WatchAnxiety: A Transfer Learning Approach for State Anxiety Prediction from Smartwatch Data
This addresses the problem of real-time anxiety monitoring for socially anxious individuals, enabling personalized interventions, though it is incremental as it builds on transfer learning methods.
The paper tackled predicting momentary state anxiety from smartwatch data in socially anxious college students, achieving 60.4% balanced accuracy in their dataset and 59.1% in an external dataset, outperforming prior work by at least 7%.
Social anxiety is a common mental health condition linked to significant challenges in academic, social, and occupational functioning. A core feature is elevated momentary (state) anxiety in social situations, yet little prior work has measured or predicted fluctuations in this anxiety throughout the day. Capturing these intra-day dynamics is critical for designing real-time, personalized interventions such as Just-In-Time Adaptive Interventions (JITAIs).
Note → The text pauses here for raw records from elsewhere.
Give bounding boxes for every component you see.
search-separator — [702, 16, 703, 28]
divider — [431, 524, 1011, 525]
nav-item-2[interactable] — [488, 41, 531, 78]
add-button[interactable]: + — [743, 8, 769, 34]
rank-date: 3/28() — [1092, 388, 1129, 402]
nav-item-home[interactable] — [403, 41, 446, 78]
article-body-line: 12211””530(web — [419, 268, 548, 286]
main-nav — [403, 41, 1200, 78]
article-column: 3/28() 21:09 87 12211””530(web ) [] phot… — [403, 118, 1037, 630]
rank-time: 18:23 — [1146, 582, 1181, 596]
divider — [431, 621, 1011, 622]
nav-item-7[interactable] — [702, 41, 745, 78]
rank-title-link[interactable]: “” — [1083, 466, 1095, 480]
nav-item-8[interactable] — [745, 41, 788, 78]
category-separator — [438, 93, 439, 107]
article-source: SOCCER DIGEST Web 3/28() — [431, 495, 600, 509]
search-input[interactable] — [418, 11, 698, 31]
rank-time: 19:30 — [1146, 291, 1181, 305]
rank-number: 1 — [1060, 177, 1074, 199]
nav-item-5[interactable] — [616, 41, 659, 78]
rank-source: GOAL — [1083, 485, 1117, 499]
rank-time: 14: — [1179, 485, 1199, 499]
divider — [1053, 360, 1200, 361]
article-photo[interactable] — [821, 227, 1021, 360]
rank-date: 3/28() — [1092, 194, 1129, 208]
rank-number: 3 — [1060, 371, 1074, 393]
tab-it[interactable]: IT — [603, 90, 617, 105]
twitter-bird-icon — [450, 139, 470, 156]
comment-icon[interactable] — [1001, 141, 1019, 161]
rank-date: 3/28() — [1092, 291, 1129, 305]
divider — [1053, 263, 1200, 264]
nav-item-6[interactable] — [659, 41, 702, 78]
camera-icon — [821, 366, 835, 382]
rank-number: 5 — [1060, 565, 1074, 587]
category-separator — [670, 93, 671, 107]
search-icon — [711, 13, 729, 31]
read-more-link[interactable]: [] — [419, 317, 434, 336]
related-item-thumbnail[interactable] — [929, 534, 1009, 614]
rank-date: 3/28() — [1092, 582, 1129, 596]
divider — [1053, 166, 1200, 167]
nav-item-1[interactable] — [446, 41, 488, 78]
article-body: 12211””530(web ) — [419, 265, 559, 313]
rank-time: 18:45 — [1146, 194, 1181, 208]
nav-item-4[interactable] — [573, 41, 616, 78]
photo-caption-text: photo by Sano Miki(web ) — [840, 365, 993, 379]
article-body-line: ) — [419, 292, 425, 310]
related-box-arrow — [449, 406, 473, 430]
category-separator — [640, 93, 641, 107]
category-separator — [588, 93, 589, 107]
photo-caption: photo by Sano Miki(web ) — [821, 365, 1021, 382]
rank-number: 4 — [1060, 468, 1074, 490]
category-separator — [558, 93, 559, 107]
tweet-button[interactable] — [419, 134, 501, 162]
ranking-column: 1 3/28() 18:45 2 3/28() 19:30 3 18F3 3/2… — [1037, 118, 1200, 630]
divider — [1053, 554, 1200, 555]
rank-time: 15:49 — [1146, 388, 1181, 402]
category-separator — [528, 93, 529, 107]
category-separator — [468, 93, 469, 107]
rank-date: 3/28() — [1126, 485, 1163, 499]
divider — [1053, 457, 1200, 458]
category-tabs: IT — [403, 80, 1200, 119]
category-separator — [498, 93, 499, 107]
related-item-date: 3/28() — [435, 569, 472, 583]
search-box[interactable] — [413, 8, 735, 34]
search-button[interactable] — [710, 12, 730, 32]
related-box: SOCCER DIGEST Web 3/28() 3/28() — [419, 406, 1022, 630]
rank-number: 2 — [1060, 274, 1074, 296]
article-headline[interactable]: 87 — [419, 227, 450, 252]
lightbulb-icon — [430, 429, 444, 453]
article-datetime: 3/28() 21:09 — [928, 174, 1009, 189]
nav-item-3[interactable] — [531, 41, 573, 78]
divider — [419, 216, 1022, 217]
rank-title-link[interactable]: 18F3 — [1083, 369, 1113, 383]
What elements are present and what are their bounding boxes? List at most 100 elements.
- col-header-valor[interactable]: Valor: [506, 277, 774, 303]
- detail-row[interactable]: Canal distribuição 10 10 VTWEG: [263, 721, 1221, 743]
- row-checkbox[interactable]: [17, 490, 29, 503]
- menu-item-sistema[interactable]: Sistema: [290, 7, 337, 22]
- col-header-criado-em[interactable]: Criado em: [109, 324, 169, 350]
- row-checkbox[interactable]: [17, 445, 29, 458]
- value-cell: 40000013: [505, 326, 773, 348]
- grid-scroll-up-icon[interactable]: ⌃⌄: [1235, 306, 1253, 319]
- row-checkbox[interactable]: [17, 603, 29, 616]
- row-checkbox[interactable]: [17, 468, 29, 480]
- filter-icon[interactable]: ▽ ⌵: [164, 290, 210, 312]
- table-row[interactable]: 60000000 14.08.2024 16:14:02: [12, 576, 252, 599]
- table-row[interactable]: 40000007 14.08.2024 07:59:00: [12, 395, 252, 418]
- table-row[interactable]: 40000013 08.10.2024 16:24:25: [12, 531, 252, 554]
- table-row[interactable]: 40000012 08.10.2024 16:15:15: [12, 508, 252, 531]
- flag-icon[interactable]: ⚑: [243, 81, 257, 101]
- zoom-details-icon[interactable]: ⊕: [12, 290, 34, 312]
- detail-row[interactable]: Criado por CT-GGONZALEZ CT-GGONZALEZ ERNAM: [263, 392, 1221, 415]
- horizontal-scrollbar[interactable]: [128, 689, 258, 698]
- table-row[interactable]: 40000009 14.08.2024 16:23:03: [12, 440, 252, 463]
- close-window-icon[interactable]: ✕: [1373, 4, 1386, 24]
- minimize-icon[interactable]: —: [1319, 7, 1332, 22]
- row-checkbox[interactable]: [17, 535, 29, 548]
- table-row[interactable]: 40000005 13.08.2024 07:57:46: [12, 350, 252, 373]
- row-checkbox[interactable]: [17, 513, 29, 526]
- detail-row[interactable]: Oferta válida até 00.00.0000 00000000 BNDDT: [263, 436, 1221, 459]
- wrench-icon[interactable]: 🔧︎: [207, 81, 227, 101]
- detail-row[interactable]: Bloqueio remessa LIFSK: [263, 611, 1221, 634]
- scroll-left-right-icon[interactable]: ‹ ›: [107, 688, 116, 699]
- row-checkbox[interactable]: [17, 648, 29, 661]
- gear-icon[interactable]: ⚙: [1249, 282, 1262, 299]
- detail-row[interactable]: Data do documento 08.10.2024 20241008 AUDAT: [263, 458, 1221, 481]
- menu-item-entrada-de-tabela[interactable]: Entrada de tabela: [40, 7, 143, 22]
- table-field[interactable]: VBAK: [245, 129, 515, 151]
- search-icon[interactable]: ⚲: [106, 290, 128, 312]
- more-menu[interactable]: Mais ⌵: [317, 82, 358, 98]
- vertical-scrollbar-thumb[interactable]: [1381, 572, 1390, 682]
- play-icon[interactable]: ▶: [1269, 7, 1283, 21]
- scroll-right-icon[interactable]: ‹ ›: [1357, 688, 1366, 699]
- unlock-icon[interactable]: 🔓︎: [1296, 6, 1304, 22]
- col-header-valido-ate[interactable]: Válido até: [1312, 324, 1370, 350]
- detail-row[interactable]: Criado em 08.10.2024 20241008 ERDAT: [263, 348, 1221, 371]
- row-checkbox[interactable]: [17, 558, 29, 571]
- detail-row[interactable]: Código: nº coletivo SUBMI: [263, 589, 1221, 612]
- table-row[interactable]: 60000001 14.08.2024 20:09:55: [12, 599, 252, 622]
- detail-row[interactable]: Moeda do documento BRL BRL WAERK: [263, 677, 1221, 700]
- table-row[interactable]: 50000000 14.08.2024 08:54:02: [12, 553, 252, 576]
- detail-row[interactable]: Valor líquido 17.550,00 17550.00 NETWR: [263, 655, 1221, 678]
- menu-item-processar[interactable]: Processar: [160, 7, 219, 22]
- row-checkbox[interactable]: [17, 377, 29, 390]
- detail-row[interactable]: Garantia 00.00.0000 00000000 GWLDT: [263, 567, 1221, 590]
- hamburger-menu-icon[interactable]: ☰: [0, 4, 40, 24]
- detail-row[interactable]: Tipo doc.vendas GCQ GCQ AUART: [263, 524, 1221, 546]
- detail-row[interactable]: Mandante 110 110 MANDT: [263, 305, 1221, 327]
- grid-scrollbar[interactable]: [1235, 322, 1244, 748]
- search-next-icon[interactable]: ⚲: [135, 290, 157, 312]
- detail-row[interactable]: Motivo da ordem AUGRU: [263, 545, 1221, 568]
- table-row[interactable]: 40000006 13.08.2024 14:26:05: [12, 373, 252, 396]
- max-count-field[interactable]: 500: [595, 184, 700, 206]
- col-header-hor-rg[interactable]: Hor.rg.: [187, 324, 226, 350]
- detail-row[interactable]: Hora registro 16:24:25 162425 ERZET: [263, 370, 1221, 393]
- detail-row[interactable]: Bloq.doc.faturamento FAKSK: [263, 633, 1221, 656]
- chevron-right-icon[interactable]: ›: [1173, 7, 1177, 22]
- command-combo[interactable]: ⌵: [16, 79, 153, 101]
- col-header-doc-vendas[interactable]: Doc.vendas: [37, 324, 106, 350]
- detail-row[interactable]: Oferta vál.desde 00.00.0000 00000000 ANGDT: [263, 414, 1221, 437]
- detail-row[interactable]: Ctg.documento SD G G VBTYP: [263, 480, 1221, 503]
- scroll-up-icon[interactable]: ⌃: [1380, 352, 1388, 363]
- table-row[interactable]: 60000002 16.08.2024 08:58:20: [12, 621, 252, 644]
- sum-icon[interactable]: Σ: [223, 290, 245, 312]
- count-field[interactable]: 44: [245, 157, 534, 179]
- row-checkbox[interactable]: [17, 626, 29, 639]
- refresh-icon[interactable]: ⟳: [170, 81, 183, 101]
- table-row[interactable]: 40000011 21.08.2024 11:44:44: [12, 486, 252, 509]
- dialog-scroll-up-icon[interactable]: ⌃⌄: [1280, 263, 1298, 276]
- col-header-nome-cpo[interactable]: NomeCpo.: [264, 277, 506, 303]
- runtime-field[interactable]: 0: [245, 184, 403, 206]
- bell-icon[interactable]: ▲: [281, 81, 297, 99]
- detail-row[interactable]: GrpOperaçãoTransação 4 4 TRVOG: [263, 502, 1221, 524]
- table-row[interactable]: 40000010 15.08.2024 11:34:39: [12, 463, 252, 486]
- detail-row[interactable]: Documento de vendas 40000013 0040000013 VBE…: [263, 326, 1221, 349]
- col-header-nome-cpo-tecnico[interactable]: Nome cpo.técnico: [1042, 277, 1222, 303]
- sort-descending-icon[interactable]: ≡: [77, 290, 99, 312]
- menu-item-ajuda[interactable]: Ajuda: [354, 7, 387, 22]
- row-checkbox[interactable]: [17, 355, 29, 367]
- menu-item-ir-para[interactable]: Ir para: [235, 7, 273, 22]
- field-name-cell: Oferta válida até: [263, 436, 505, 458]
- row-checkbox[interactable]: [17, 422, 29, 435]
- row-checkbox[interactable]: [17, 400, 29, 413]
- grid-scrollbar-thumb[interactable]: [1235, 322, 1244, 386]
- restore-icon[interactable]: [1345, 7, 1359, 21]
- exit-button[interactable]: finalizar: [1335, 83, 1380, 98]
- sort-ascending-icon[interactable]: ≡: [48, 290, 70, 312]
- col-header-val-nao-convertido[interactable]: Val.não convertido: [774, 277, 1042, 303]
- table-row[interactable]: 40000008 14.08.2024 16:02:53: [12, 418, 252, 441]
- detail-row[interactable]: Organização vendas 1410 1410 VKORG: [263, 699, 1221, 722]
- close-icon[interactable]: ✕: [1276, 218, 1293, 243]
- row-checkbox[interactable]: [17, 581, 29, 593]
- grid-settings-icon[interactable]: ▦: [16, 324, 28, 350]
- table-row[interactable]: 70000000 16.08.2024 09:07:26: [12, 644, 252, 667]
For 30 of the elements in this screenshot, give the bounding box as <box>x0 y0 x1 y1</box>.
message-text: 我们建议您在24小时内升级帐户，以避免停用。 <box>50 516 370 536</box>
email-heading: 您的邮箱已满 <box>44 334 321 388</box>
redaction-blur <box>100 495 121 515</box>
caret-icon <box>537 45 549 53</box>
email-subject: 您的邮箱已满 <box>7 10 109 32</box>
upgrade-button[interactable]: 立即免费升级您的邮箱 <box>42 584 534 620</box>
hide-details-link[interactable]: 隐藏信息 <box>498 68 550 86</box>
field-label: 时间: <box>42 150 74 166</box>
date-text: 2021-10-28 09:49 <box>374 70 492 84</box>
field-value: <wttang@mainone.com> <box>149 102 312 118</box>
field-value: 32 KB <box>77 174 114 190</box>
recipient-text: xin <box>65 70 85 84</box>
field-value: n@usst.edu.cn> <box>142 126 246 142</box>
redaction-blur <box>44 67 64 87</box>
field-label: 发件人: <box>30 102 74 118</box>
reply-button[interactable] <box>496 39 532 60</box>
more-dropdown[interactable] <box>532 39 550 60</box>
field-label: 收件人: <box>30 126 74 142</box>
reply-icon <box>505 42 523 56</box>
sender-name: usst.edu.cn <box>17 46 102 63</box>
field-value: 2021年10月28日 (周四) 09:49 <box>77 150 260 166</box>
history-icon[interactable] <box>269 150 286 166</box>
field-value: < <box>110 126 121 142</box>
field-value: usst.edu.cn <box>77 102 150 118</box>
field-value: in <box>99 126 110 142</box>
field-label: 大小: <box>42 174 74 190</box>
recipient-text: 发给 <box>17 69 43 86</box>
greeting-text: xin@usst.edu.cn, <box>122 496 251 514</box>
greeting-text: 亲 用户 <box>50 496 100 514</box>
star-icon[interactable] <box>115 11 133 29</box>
To address this gap, we conducted a study with socially anxious college students (N=91; 72 after exclusions) using our custom smartwatch-based system over an average of 9.03 days (SD = 2.95). Participants received seven ecological momentary assessments (EMAs) per day to report state anxiety. We developed a base model on over 10,000 days of external heart rate data, transferred its representations to our dataset, and fine-tuned it to generate probabilistic predictions. These were combined with trait-level measures in a meta-learner. Our pipeline achieved 60.4% balanced accuracy in state anxiety detection in our dataset. To evaluate generalizability, we applied the training approach to a separate hold-out set from the TILES-18 dataset-the same dataset used for pretraining. On 10,095 once-daily EMAs, our method achieved 59.1% balanced accuracy, outperforming prior work by at least 7%.